I am concerned about big corporations buying advertising, using handsome young men and pretty young women with nice voices to push a toxic agenda, be it chemical, like ExxonMobil, or sport, like the NCAA.  Money talks, it talks too much, and it is time to shut it up. Money could be used to pay for good professors, not coaches, lessen the burden of student debt, develop first rate researchers, writers, educators, and try to lift more poor out of poverty.  Ads? Request retired people like me to help tutor or use our experiences and wisdom.  Bet they wouldn’t cost much on a Jumbotron.   This is the 21st century.  We need educated people to understand the growing complexity of this world. Fox News has a simple answer for everything.  There are few simple answers, and that makes life difficult. Instead of embracing complexity, we pay tens of millions to a coach to help young men put a ball through a metal rim.  If your team wins, you feel better about life. Is escape the point?

When I cared about basketball, O’Bannon was a name to be feared in Arizona.  Now, I wish him every bit of success off the court.  Stay with this cause, sir, for this is where you may make your mark in life.  I bet you never expected that.





One Response to “STUDENT-ATHLETES”

  1. Dennis Says:

    What are their majors? I can’t speak to other campuses, but I can speak to mine.
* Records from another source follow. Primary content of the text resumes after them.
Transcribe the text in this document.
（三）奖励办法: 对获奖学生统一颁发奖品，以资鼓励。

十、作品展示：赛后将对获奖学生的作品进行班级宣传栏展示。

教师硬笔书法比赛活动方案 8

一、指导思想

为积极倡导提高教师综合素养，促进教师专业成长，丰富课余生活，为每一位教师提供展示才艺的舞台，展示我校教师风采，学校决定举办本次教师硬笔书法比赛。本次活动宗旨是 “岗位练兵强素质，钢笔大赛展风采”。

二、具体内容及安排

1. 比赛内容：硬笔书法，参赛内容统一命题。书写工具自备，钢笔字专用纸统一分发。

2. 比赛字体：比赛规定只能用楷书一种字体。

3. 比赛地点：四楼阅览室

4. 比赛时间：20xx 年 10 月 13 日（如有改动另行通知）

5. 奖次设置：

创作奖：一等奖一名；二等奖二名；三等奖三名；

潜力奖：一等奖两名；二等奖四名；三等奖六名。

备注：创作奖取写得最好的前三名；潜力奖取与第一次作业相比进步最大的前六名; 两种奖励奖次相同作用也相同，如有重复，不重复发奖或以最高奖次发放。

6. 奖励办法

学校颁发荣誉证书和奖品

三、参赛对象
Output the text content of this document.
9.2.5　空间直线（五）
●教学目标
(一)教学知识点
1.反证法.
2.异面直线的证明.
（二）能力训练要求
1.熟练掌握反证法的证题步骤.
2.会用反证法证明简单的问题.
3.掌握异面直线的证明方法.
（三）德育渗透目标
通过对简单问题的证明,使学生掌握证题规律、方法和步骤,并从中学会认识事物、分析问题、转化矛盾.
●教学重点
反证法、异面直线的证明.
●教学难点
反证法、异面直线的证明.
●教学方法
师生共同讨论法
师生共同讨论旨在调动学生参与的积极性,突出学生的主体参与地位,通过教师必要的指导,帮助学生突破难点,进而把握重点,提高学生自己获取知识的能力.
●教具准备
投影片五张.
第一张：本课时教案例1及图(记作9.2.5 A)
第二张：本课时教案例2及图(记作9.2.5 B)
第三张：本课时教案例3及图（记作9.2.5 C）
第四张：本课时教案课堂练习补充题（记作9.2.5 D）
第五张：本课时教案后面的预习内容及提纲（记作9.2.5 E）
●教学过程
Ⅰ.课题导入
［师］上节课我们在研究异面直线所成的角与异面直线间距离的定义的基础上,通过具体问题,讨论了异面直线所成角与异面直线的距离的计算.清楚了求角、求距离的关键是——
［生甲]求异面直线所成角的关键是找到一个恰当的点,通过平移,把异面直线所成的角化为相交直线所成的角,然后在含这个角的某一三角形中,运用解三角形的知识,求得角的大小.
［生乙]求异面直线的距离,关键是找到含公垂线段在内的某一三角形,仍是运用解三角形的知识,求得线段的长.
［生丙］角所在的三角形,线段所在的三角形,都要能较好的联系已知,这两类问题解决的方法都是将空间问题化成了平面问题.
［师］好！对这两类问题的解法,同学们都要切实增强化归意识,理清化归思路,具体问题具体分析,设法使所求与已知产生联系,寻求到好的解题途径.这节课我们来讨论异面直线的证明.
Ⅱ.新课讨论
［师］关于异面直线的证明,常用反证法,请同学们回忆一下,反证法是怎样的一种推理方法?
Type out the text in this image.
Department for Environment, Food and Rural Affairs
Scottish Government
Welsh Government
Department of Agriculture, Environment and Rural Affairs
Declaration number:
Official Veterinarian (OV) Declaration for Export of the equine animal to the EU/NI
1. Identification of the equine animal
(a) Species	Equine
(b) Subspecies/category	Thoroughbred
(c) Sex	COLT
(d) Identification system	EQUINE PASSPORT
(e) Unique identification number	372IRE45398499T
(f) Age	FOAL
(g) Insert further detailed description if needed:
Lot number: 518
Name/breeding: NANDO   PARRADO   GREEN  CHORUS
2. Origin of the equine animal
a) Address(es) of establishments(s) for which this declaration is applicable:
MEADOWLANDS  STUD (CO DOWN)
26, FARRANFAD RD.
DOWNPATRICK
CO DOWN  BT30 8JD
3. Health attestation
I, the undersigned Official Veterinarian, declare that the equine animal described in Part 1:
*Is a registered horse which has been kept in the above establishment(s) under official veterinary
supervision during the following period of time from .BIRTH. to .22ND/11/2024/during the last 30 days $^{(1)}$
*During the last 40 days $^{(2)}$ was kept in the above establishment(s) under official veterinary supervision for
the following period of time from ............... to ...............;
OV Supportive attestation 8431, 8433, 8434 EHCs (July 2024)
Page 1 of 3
The majority of the Aggie “student”-athletes graduate with concoct-your-own majors: Bachelor of Individualized Studies or Bachelor of Applied Studies. These were intended to distance (outreach) programs for citizens who couldn’t get to the campus to complete a more conventional program.

    For example, someone who has an Associate’s and certification as a radiology tech and needs a baccalaureate degree to move up the employment ladder was in the target group. The idea was that the student had completed a “major” in getting the certification. So the university would look at their credits and develop a “degree completion” program that filled the holes left by the focus on technical training.

    Instead, the athletics programs latched onto it like a hungry infant at mommy’s breast. The programs are flexible. As long as some justification can be cobbled together for studying (say) 19th C Russian literature and Criminal Justice and a dash of Philosophy (I wanna major in Dostoyevsky), the University is good with it. And the athletes are free to be at practice. Everyone wins, except the education system.